Despite an ageing population, the social care sector is rapidly decreasing, with figures released in 2017 suggesting that as many as 49 percent of frontline care jobs have vanished since 2011. Sharon Wilde urged the need for a “clear, coherent” strategy for funding social care in order to help reverse “acute” levels of staff shortages. A Local Government Association spokesperson called on the government to “address the immediate pressures impacting on the system today.” A report, for Different Truths.

Hundreds of thousands of people are “trapped” in debt and facing legal trouble because they cannot afford to pay for social care, research by the GMB union has found. The report, which is based on freedom of information requests submitted to local authorities by the union, reveals that at least 166,835 people are in arrears on their social care payments.

Councils have initiated debt management procedures against more than 78,000 people for non-payment and nearly 1,200 people have already been taken to court. The union believes that the true figure is likely to be much higher, as some authorities did not respond.

GMB national officer Sharon Wilde said that these figures highlight how the “ticking time bomb” in social care cuts has now “blown a gaping hole” in the financial management of thousands of working-class families. She said: “The fact more than 1,000 people have been taken to court because they’re unable to pay for their own care or that of their loved ones shows the system just isn’t working.”

Despite an ageing population, the social care sector is rapidly decreasing, with figures released in 2017 suggesting that as many as 49 percent of frontline care jobs have vanished since 2011. Wilde urged the need for a “clear, coherent” strategy for funding social care in order to help reverse “acute” levels of staff shortages. A Local Government Association spokesperson called on the government to “address the immediate pressures impacting on the system today.”

The GMB study further shows that the cost of renting a two-bedroom flat in London has soared by more than a quarter from 2011 to 2017, while average monthly earnings rose by only 9 percent. The study showed that average monthly rent in the capital now stands at £1,500.

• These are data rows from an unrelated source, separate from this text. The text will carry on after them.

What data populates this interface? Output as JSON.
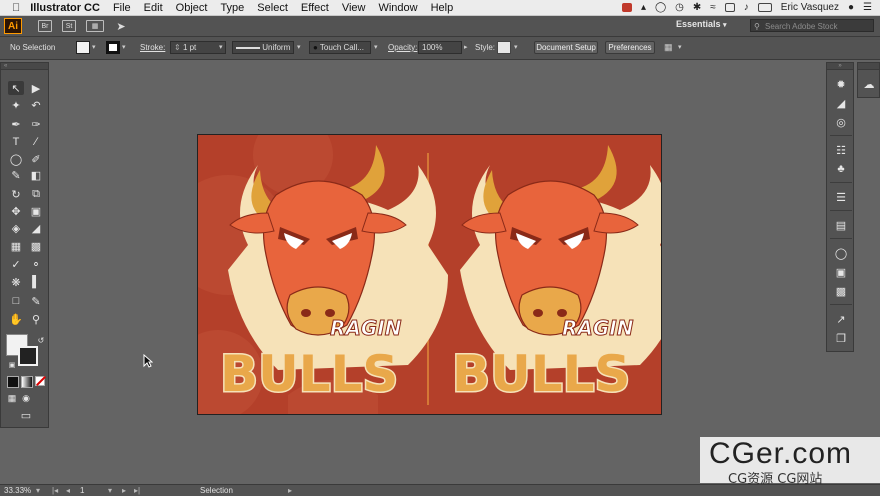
{
  "menubar": {
    "app_name": "Illustrator CC",
    "items": [
      "File",
      "Edit",
      "Object",
      "Type",
      "Select",
      "Effect",
      "View",
      "Window",
      "Help"
    ],
    "user": "Eric Vasquez"
  },
  "appbar": {
    "logo": "Ai",
    "workspace": "Essentials",
    "search_placeholder": "Search Adobe Stock"
  },
  "control_bar": {
    "selection_label": "No Selection",
    "stroke_label": "Stroke:",
    "stroke_value": "1 pt",
    "profile": "Uniform",
    "brush": "Touch Call...",
    "opacity_label": "Opacity:",
    "opacity_value": "100%",
    "style_label": "Style:",
    "document_setup": "Document Setup",
    "preferences": "Preferences"
  },
  "artwork": {
    "word_top": "RAGIN",
    "word_main": "BULLS"
  },
  "status": {
    "zoom": "33.33%",
    "artboard": "1",
    "tool": "Selection"
  },
  "watermark": {
    "line1": "CGer.com",
    "line2": "CG资源 CG网站"
  },
  "colors": {
    "artboard_bg": "#b4402a",
    "bull_orange": "#e8643c",
    "horn_gold": "#e0a23a",
    "text_gold": "#e9a84a",
    "outline_cream": "#f6e2b8"
  }
}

According to the union, rent across England increased by 18.2 percent between 2011 and 2017, with the average two-bedroom flat costing £650 a month. However, the rent rise across London was vastly disproportionate to the rest of the country, standing at approximately 26 percent. In Greenwich, the London borough where rent has gone up the most, it increased by 50 percent to an average £1,350 a month, while the wages of locals have risen by 7.2 percent. Other figures are startling. In Lambeth, where average wages have risen by 0.8 percent, rent has risen by nearly a third.

GMB London regional secretary Warren Kenny said that, since it appeared that high rents were “here to stay,” employers must accept the inevitability of paying “much higher wages” to help workers keep up with rent. “If employers don’t respond with the higher pay they will face staff shortages as workers, especially younger people, are priced out of the housing market,” he said.

“It makes little sense for these workers to spend a full week at work only to pay most of their earnings in rents. “There is no alternative to higher wages to pay these higher rents, plus a step change in building homes at reasonable rents.”